Perhaps nothing can truly prepare us for the realities of parenthood, but we have to keep sharing our thoughts, our research and our experiences without alternative agendas. With even a small reach for perspective, we can stop using the “no one ever talks about [xyz]” mom-confessionals to garner sympathy for our circumstances. Playing the victim or seeking martyrdom in motherhood only serves to inadvertently place blame on the mothers-who-came-before-us for not better prepping us, new mothers, for what was to come (and, apparently, for not writing more thorough parenting books). It can read as an entitled accusation that my new life as a mama would have been dramatically easier if all mothers weren’t pretending like it’s not hard and purposely hiding their truths from me.

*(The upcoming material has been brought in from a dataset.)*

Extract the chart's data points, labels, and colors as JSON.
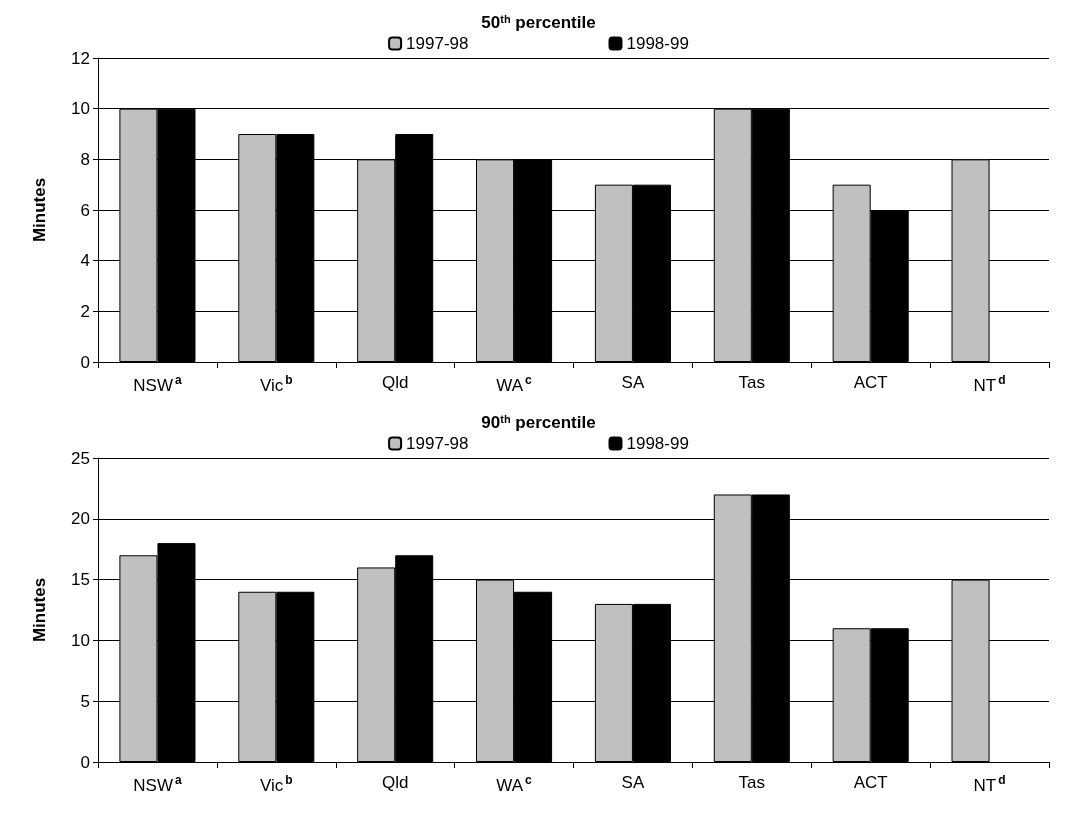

Both of which might have been true in 1948; neither of which is true sixty years later.
In the midst of the inevitable chaos, we are constantly navigating a sea of propaganda in an information-overloaded society that still finds ways to complain about not having enough information. Fortunately, we can be both open to diverse parenting theories and simultaneously exercise the power of independent thought and freedom of choice as we settle ourselves on our maternal compasses.
An inability to exercise deductive reasoning, combined with confusion and self-doubt, are in the center of the arena of mom-shaming; surrounding the arena are all of the non-parents with strong opinions. The extremists at the far opposite ends of the well-intentioned #BreastIsBest and #FedIsBest organizations are just one example of the many opposing forces in motherhood; it is up to us to seek the balance. Understanding must replace superiority. So, for as much as we put out into the universe, we must also listen without judgment, entitlement or pretense while ultimately deciding for ourselves what is best for our families.
Maybe then we can feel empowered to face the challenges that can only seem all the more isolating when it feels as though we have been intentionally kept in the dark.